From the findings of our investigation we can conclude that there is no statistically significant mean difference between the prices of Coles and Woolworths. The strengths of our investigation would be having a good sample size (n>30) and having a set of guidelines (same brand, same weight etc.) while collecting data. However, there might have been certain limitations like human error during data collection and data entry.

To overcome the limitations, we could possibly increase the sample size in our research.

We also noticed there are numbers of outliers when we compared the pricing from both supermarkets using the box plot, when we examined closer to the data, the outliers belong to products at higher price range. This reflects sensibly to the pricing distribution in supermarket, as most of the consumable items are less than 10 dollars, with a small number of high-end products, such as meat, seafood or even bulk-buy valued pack. In our research, we didn’t remove the outliers, as these data resemble the true population, and the proportion would not affect our results. However the research would be more comprehensive, if we can broaden our collections and compare various sample sets to see if there would be any difference in sampling high price range products and draw different conclusions.

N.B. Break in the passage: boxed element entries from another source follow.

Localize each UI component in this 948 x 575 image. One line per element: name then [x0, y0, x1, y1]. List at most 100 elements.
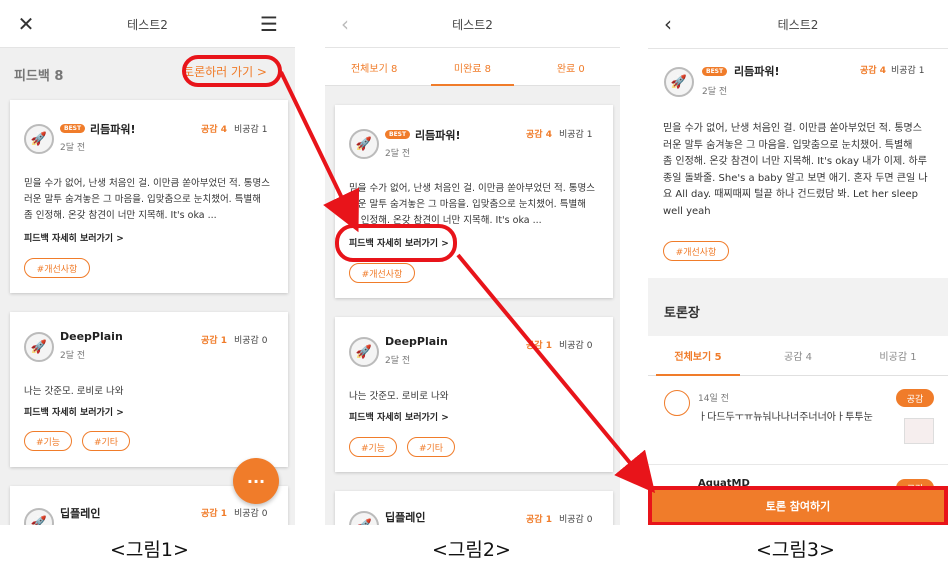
tag-chip[interactable]: #기타	[407, 437, 455, 457]
tag-chip[interactable]: #기능	[349, 437, 397, 457]
disagree-count: 비공감 0	[234, 336, 268, 346]
user-name: 리듬파워!	[90, 123, 136, 136]
tag-chip[interactable]: #기타	[82, 431, 130, 451]
post-body: 믿을 수가 없어, 난생 처음인 걸. 이만큼 쏟아부었던 적. 통명스 러운 …	[663, 121, 948, 220]
status-tabs: 전체보기 8 미완료 8 완료 0	[325, 48, 620, 86]
agree-count: 공감 1	[526, 515, 552, 525]
screen-1: ✕ 테스트2 ☰ 피드백 8 토론하러 가기 > 🚀 BEST 리듬파워! 2달…	[0, 0, 295, 525]
rocket-icon: 🚀	[349, 129, 379, 159]
highlight-go-debate	[182, 55, 282, 87]
best-badge: BEST	[385, 130, 411, 139]
caption-1: <그림1>	[110, 539, 189, 561]
body-line: 종일 돌봐줄. She's a baby 알고 보면 애기. 혼자 두면 큰일 …	[663, 172, 928, 184]
comment-time: 14일 전	[698, 394, 729, 404]
user-name: DeepPlain	[60, 330, 123, 343]
user-name: 리듬파워!	[734, 65, 780, 78]
screen-2: ‹ 테스트2 전체보기 8 미완료 8 완료 0 🚀 BEST 리듬파워! 2달…	[325, 0, 620, 525]
disagree-count: 비공감 1	[234, 125, 268, 135]
highlight-view-detail	[335, 224, 457, 262]
disagree-count: 비공감 0	[559, 341, 593, 351]
feedback-card[interactable]: 🚀 BEST 리듬파워! 2달 전 공감 4 비공감 1 믿을 수가 없어, 난…	[10, 100, 288, 293]
best-badge: BEST	[60, 124, 86, 133]
agree-count: 공감 4	[526, 130, 552, 140]
feedback-body: 나는 갓준모. 로비로 나와	[24, 384, 286, 400]
tab-all[interactable]: 전체보기 5	[648, 336, 748, 376]
feedback-body: 믿을 수가 없어, 난생 처음인 걸. 이만큼 쏟아부었던 적. 통명스 러운 …	[24, 176, 286, 224]
caption-2: <그림2>	[432, 539, 511, 561]
user-name: DeepPlain	[385, 335, 448, 348]
tab-incomplete[interactable]: 미완료 8	[423, 48, 521, 86]
body-line: 나는 갓준모. 로비로 나와	[24, 386, 124, 397]
body-line: 좀 인정해. 온갖 참견이 너만 지목해. It's oka ...	[24, 210, 217, 221]
rocket-icon: 🚀	[24, 508, 54, 525]
debate-title: 토론장	[664, 306, 700, 321]
thumbnail-image[interactable]	[904, 418, 934, 444]
page-title: 테스트2	[127, 18, 168, 32]
tag-chip[interactable]: #개선사항	[24, 258, 90, 278]
best-badge: BEST	[702, 67, 728, 76]
post-time: 2달 전	[385, 356, 411, 366]
feedback-card[interactable]: 🚀 DeepPlain 2달 전 공감 1 비공감 0 나는 갓준모. 로비로 …	[335, 317, 613, 472]
comment-text: ㅏ다드두ㅜㅠ뉴눠나나너주너너아ㅏ투투눈	[698, 412, 873, 423]
avatar	[664, 390, 690, 416]
chat-fab-button[interactable]: ···	[233, 458, 279, 504]
divider	[648, 48, 948, 49]
body-line: 좀 인정해. 온갖 참견이 너만 지목해. It's okay 내가 이제. 하…	[663, 156, 927, 167]
caption-3: <그림3>	[756, 539, 835, 561]
tag-chip[interactable]: #기능	[24, 431, 72, 451]
view-detail-link[interactable]: 피드백 자세히 보러가기 >	[24, 231, 124, 244]
view-detail-link[interactable]: 피드백 자세히 보러가기 >	[349, 410, 449, 423]
debate-header: 토론장	[648, 288, 948, 336]
user-name: 리듬파워!	[415, 129, 461, 142]
user-name: 딥플레인	[385, 511, 426, 524]
body-line: 러운 말투 숨겨놓은 그 마음을. 입맞춤으로 눈치챘어. 특별해	[24, 194, 261, 205]
feedback-card[interactable]: 🚀 DeepPlain 2달 전 공감 1 비공감 0 나는 갓준모. 로비로 …	[10, 312, 288, 467]
post-time: 2달 전	[60, 351, 86, 361]
menu-icon[interactable]: ☰	[257, 12, 281, 36]
feedback-count: 피드백 8	[14, 69, 64, 84]
body-line: 믿을 수가 없어, 난생 처음인 걸. 이만큼 쏟아부었던 적. 통명스	[349, 183, 595, 194]
rocket-icon: 🚀	[349, 337, 379, 367]
agree-count: 공감 1	[201, 509, 227, 519]
disagree-count: 비공감 1	[559, 130, 593, 140]
body-line: 러운 말투 숨겨놓은 그 마음을. 입맞춤으로 눈치챘어. 특별해	[349, 199, 586, 210]
disagree-count: 비공감 0	[234, 509, 268, 519]
post-time: 2달 전	[60, 143, 86, 153]
divider	[648, 464, 948, 465]
divider	[648, 278, 948, 288]
body-line: 믿을 수가 없어, 난생 처음인 걸. 이만큼 쏟아부었던 적. 통명스	[663, 123, 922, 134]
join-debate-button[interactable]: 토론 참여하기	[648, 486, 948, 525]
rocket-icon: 🚀	[24, 332, 54, 362]
tab-complete[interactable]: 완료 0	[522, 48, 620, 85]
tab-agree[interactable]: 공감 4	[748, 336, 848, 375]
body-line: well yeah	[663, 205, 711, 217]
rocket-icon: 🚀	[349, 511, 379, 525]
tab-disagree[interactable]: 비공감 1	[848, 336, 948, 375]
rocket-icon: 🚀	[664, 67, 694, 97]
view-detail-link[interactable]: 피드백 자세히 보러가기 >	[24, 405, 124, 418]
agree-badge: 공감	[896, 389, 934, 407]
feedback-card[interactable]: 🚀 BEST 리듬파워! 2달 전 공감 4 비공감 1 믿을 수가 없어, 난…	[335, 105, 613, 298]
tag-chip[interactable]: #개선사항	[663, 241, 729, 261]
feedback-body: 믿을 수가 없어, 난생 처음인 걸. 이만큼 쏟아부었던 적. 통명스 러운 …	[349, 181, 611, 229]
join-debate-label: 토론 참여하기	[765, 500, 831, 513]
agree-count: 공감 1	[526, 341, 552, 351]
post-time: 2달 전	[702, 87, 728, 97]
body-line: 나는 갓준모. 로비로 나와	[349, 391, 449, 402]
user-name: 딥플레인	[60, 507, 101, 520]
feedback-card[interactable]: 🚀 딥플레인 공감 1 비공감 0	[335, 491, 613, 525]
post-time: 2달 전	[385, 149, 411, 159]
screen-3: ‹ 테스트2 🚀 BEST 리듬파워! 2달 전 공감 4 비공감 1 믿을 수…	[648, 0, 948, 525]
top-bar: ‹ 테스트2	[648, 0, 948, 48]
disagree-count: 비공감 0	[559, 515, 593, 525]
disagree-count: 비공감 1	[891, 66, 925, 76]
agree-count: 공감 4	[860, 66, 886, 76]
agree-count: 공감 4	[201, 125, 227, 135]
page-title: 테스트2	[777, 18, 819, 32]
tab-all[interactable]: 전체보기 8	[325, 48, 423, 85]
agree-count: 공감 1	[201, 336, 227, 346]
feedback-body: 나는 갓준모. 로비로 나와	[349, 389, 611, 405]
top-bar: ✕ 테스트2 ☰	[0, 0, 295, 48]
body-line: 러운 말투 숨겨놓은 그 마음을. 입맞춤으로 눈치챘어. 특별해	[663, 139, 913, 151]
tag-chip[interactable]: #개선사항	[349, 263, 415, 283]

It would be very interesting, if we could extend our research to different product category, comparing the same set of products across certain time period, or even examine the price difference targeting various types of consumers (e.g. gluten-free vs common dietary, house-brand vs non-house-brand lovers). The research question can roll on extensively base on the above preliminary findings.